Yesterday, I left the Byward Market and stepped onto Rideau Street in Ottawa, heading up to Parliament Hill, with my two eldest kids. I was shocked and soon in almost tears as our ears were blasted with the sound of truck horns vibrating the ground, and immersed in a sea of Canada flags and Canadians smiling and high-fiving and hugging one another, wishing “God Bless” to truckers and shouting things like “We’re getting our country back!” For a few minutes I was disoriented, wondering where I’d landed, but as we went on to listen to an Indigenous woman sing a song of grief dedicated to her father whom she had to say farewell to from the other side of plexiglass, community leaders from various parts of the country shared stories and talked about their kids’ pandemic challenges, a black preacher from Montreal—Brother Solomon—who got us all to shout “Jesus” and “Canada will be saved” and even the grassroots politicians angling for our votes—through the stories, the grit, even the smell of cigarette and marijuana smoke around me, I recognized something I thought was gone.
And not a mask in sight—literally and figuratively.
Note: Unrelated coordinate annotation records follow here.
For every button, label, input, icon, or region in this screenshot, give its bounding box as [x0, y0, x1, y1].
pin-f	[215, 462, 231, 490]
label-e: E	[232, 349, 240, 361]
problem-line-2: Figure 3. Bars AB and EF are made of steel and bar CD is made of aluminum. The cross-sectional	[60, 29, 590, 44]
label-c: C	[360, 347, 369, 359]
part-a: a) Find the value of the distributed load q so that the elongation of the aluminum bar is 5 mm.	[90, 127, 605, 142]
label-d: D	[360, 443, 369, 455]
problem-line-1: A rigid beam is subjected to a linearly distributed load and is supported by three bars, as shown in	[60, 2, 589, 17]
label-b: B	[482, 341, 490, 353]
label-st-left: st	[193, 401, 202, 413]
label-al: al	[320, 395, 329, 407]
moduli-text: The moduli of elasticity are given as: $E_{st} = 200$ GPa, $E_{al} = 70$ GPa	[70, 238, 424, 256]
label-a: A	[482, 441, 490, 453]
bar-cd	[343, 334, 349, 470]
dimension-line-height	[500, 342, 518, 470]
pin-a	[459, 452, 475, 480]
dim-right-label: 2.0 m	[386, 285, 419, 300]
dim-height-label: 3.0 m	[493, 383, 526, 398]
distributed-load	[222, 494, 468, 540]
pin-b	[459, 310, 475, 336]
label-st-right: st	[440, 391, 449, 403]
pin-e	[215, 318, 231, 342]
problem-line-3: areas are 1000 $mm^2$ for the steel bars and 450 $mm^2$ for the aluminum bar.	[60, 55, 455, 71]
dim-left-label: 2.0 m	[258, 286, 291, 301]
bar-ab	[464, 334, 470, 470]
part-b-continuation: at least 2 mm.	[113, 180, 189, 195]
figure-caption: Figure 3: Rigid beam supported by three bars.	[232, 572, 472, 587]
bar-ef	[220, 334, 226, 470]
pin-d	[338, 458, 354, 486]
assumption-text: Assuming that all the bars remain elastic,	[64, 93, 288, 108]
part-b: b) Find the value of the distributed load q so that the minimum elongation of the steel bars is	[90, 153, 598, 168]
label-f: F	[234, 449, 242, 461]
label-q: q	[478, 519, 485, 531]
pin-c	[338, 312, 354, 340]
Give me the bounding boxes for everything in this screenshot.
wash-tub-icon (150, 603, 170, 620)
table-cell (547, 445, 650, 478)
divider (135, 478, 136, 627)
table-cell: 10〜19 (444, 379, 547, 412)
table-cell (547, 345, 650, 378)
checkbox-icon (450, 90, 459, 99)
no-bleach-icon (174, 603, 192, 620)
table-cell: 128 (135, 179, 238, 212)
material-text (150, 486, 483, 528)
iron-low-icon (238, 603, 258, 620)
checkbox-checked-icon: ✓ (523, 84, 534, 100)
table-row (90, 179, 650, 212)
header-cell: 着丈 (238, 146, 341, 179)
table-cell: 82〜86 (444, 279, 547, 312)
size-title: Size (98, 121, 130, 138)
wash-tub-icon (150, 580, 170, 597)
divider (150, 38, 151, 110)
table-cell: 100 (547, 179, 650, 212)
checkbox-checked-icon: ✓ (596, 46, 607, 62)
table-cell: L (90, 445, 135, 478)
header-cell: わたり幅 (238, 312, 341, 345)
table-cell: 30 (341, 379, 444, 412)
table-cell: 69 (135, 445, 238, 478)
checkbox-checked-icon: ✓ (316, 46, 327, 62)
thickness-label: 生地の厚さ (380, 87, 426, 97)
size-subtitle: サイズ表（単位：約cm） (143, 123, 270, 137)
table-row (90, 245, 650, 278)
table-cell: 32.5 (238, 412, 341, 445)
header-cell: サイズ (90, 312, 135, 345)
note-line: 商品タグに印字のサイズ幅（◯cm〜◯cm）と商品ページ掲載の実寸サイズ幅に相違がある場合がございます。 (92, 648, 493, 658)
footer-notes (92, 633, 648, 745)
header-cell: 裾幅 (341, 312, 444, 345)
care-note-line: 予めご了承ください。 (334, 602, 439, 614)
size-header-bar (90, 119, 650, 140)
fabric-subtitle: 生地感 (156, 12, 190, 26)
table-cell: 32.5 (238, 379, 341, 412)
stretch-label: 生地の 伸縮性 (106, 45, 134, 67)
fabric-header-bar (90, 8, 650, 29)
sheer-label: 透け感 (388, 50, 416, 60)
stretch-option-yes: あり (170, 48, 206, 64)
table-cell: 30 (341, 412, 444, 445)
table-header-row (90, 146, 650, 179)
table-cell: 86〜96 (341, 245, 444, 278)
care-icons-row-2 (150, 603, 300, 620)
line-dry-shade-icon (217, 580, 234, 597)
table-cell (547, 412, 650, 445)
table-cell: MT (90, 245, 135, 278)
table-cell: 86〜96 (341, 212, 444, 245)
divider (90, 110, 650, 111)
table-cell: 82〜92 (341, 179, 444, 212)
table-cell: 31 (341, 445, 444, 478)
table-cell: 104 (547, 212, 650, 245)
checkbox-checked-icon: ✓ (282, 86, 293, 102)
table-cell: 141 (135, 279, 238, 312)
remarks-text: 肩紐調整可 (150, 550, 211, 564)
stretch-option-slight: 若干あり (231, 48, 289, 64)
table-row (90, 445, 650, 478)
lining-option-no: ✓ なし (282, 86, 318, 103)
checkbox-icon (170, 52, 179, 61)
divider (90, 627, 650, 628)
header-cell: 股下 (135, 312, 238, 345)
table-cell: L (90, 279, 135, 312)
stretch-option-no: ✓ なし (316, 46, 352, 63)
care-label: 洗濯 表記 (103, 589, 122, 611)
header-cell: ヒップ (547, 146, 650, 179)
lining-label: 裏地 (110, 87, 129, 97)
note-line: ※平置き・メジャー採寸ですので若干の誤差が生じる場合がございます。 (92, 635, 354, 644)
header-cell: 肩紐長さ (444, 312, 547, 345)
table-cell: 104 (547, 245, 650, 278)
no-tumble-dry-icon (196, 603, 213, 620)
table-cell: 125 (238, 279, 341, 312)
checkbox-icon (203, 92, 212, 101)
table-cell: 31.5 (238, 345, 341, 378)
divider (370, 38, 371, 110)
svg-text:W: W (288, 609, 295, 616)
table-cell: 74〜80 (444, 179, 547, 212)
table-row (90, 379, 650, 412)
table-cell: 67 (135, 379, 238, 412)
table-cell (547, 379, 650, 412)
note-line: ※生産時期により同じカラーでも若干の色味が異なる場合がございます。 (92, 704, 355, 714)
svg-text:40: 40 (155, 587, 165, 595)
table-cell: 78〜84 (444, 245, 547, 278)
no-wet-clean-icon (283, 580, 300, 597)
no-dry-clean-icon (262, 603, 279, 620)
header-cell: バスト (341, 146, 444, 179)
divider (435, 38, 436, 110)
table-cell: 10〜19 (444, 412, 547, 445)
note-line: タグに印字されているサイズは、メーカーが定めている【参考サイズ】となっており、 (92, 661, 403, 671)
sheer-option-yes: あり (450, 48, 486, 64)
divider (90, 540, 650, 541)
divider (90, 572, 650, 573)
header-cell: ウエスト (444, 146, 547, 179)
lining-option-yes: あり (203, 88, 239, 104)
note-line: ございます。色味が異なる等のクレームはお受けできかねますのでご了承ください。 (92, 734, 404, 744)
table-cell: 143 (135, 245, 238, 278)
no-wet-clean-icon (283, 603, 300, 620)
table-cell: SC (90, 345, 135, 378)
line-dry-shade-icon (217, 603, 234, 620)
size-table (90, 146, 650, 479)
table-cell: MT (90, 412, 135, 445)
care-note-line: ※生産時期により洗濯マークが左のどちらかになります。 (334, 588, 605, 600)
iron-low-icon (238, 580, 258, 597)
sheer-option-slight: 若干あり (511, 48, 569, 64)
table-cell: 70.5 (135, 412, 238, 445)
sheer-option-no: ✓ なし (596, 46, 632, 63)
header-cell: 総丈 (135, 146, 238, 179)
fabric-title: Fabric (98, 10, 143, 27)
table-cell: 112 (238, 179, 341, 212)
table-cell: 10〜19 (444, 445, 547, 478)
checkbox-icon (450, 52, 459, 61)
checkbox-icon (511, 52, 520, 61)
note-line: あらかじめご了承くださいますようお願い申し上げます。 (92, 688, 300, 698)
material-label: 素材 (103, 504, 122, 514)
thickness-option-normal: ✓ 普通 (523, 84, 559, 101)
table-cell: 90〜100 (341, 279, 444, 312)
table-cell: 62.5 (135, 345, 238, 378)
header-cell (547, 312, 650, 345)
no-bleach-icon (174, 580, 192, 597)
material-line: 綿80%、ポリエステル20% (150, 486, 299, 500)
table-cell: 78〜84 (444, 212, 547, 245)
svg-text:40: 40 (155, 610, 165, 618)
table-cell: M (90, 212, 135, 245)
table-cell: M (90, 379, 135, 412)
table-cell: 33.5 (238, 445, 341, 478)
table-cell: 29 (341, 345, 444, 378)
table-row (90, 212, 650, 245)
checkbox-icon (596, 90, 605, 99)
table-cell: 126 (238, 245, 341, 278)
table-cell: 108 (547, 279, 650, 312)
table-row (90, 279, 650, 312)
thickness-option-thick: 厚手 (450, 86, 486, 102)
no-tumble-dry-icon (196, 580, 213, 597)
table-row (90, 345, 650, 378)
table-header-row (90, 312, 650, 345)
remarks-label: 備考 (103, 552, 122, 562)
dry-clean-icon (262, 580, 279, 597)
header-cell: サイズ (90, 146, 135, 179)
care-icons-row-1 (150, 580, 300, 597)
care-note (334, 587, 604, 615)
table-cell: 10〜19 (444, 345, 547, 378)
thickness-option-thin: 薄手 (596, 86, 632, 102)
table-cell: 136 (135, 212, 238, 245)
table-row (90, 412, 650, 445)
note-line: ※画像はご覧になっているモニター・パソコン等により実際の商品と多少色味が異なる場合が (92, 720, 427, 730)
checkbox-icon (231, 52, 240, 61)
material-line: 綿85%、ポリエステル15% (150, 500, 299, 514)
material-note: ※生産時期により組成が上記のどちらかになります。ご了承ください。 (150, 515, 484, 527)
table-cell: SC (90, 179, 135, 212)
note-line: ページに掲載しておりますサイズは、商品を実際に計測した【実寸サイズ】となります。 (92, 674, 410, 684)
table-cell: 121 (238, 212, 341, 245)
Then, today I watched in dismay as my Prime Minister continued his never ending crusade to divide our country, alleging that Canadians were disgusted by what they saw on the news coverage of the convoy protest, that he wouldn’t be intimidated by the truckers, and that, essentially, we—the unvaccinated or those opposed to government mandates—aren’t Canadian and don’t belong here.
There had been a couple swastikas and “at least one” confederate flag at the trucker protest. The state media, CBC, honed in on these images as symbolizing the attitudes of the tens of thousands of people gathered there: black and white, Indigenous, vaxxed and unvaxxed, rich and poor, attractive and on the gruffer side—a shockingly eclectic crowd taken up in a festival spirit. All the people that I recognized from the Canada I had once known, before we got VIP sections serving champagne at NHL hockey games, by-law officers ticketing kids for selling homemade lemonade, crown commission after crown commission consulting on how to regulate our behavior and make us all nicer; long before we had an ever-changing guidebook on acceptable words and the due deference owed to “the experts”; and especially long before we had a Prime Minister like this one: a man who has forgotten that he was once forgiven, by common Canadians, for appearing repeatedly in blackface.
My Prime Minister hates me. But I’m trusting that Canada is still better.
Ah, God bless. Other than the frigid temperatures, your Canada sounds like the America I grew up in. I can see what is happening to my frozen Northern cousins and can see where my future is heading. I don’t know how to take back our country and make it safe again. Safe from the “peaceful but fiery” Antifa-BLM protests. Safe from having my children sexualized in school. Safe from having my countrymen told they are “less than” because of sex, skin color or vaccination status. There is no longer any liberty or justice for all in America. There’s one special class of people, and I’m not it. It has nothing to do with my financial status, education, sex, color or work status.